Wie wichtig ist Artenkenntnis heute noch?
Sehr wichtig. Etwas abgedroschen formuliert: Nur was wir kennen, können wir schützen. An der Leuphana wird das Thema glücklicherweise in der Lehre noch großgeschrieben und der Umgang mit Bestimmungsschlüsseln intensiv unterrichtet. In der Forschung nutzen wir auch mehr und mehr Meta-Barcoding, eine molekularbiologische Methode zur schnellen und automatisierten Identifikation von Arten in komplexen Umweltproben. Hierdurch können wir Aussagen zu vielen Tiergruppen tätigen. Dies ersetzt aber keinesfalls die klassische Bestimmung von Arten anhand ihrer Merkmale.
Der Biodiversitätsverlust findet mittlerweile auch in den Medien mehr Beachtung. Worin sehen Sie die Hauptursache für das Insektensterben?
Genau verstehen wir es leider immer noch nicht. Die Ursachen sind nicht so monokausal, wie viele es sich wünschen. Es ist sicherlich nicht nur der Klimawandel oder nur das Glyphosat. So einfach kann es auch nicht sein. Allein in Deutschland haben wir 30 000 Insektenarten, weltweit über eine Million und alle besitzen eine eigene Biologie. Und unsere Daten geben auch Hoffnung: Die Talsohle scheint erreicht. Für machen Arten sehen wir sogar zarte Zuwächse. Durch die öffentlichen Diskussionen sind Insektensterben und die Notwendigkeit zu handeln mehr ins Bewusstsein gerückt.
Naturschutz wirkt also?
Auf jeden Fall. Es gibt nicht nur schlechte Nachrichten. Schauen Sie nur unsere Fließgewässer an. Vor 50 Jahren gab es im Rhein fast keine Fische mehr. Viele Flüsse wurden renaturiert. Diese Beispiele zeigen: Wenn wir uns für Naturschutz engagieren, können wir etwas verändern.
Was kann ich selbst für den Naturschutz tun? Sind Insektenhotels eine gute Idee?
Es kommt darauf an. Das meiste, was in Baumärkten steht, ist für den Abfallcontainer. Die Röhren sind einerseits zu kurz, andererseits haben sie einen zu kleinen Durchmesser. Heimische Bienen und Wespen benötigen eine Breite von 2 bis 10 Millimeter und eine Länge von mindestens 15 bis 20 Millimeter. In der Röhre müssen unter anderem Pollenvorrat und Brutzellen Platz finden. Und es sollte für ein Insektenhotel niemals Nadelholz verwendet werden, da es Harz enthält und die Fühler und Flügel der Tiere verklebt.

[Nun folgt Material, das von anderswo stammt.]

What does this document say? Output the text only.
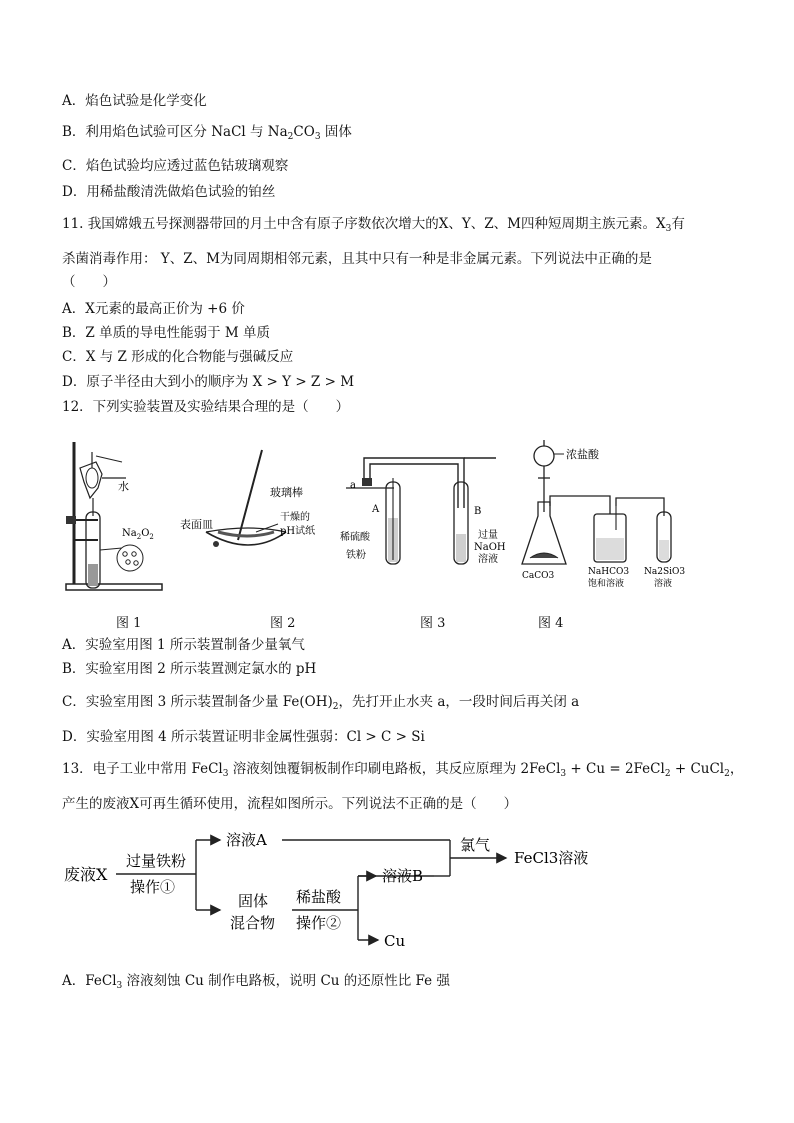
A．焰色试验是化学变化
B．利用焰色试验可区分 NaCl 与 $Na_2CO_3$ 固体
C．焰色试验均应透过蓝色钴玻璃观察
D．用稀盐酸清洗做焰色试验的铂丝
11. 我国嫦娥五号探测器带回的月土中含有原子序数依次增大的X、Y、Z、M四种短周期主族元素。$X_3$有
杀菌消毒作用： Y、Z、M为同周期相邻元素，且其中只有一种是非金属元素。下列说法中正确的是
（　　）
A．X元素的最高正价为 +6 价
B．Z 单质的导电性能弱于 M 单质
C．X 与 Z 形成的化合物能与强碱反应
D．原子半径由大到小的顺序为 X > Y > Z > M
12．下列实验装置及实验结果合理的是（　　）
水
$Na_2O_2$
玻璃棒
表面皿
干燥的
pH试纸
a
A	B
稀硫酸
铁粉
过量
NaOH
溶液
浓盐酸
CaCO3	NaHCO3
饱和溶液
Na2SiO3
溶液
图 1	图 2	图 3	图 4
A．实验室用图 1 所示装置制备少量氧气
B．实验室用图 2 所示装置测定氯水的 pH
C．实验室用图 3 所示装置制备少量 $Fe(OH)_2$，先打开止水夹 a，一段时间后再关闭 a
D．实验室用图 4 所示装置证明非金属性强弱：Cl > C > Si
13．电子工业中常用 FeCl$_3$ 溶液刻蚀覆铜板制作印刷电路板，其反应原理为 2FeCl$_3$ + Cu = 2FeCl$_2$ + CuCl$_2$，
产生的废液X可再生循环使用，流程如图所示。下列说法不正确的是（　　）
废液X
过量铁粉
操作①
溶液A	氯气
FeCl3溶液
固体
混合物
稀盐酸
操作②
溶液B
Cu
A．FeCl$_3$ 溶液刻蚀 Cu 制作电路板，说明 Cu 的还原性比 Fe 强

Vielen Dank für das Gespräch!
Michael Staab studierte Biologie an der Universität Würzburg von 2005 bis 2010 mit den Schwerpunkten Tierökologie und Tropenbiologie. Von 2011 bis 2014 promovierte er an der Leuphana Universität Lüneburg im BEF-China-Projekts über den Einfluss der Baumvielfalt auf Insektengemeinschaften in subtropischen Wäldern. Er ging als Postdoc an die Universität Freiburg und forschte bis 2020 im Fachbereich Naturschutz und Landschaftsökologie unter der Leitung von Alexandra-Maria Klein. Von 2017 bis 2018 war er Junior Fellow am Freiburg Institute for Advanced Studies (FRIAS). Im Frühjahr 2020 wechselte er an die Technische Universität Darmstadt. Seit 2025 ist er Juniorprofessur für Tierökologie und trophische Interaktionen an der Leuphana.
Für seine Forschung wurde Michael Staab bereits mehrfach ausgezeichnet: Maria Sibylla Merian Award (2017) der Gesellschaft für Tropische Ökologie, Horst-Wiehe-Preis (2017) der Gesellschaft für Ökologie sowie den Göttinger Preis Waldökosystemforschung (2019) der Universität Göttingen.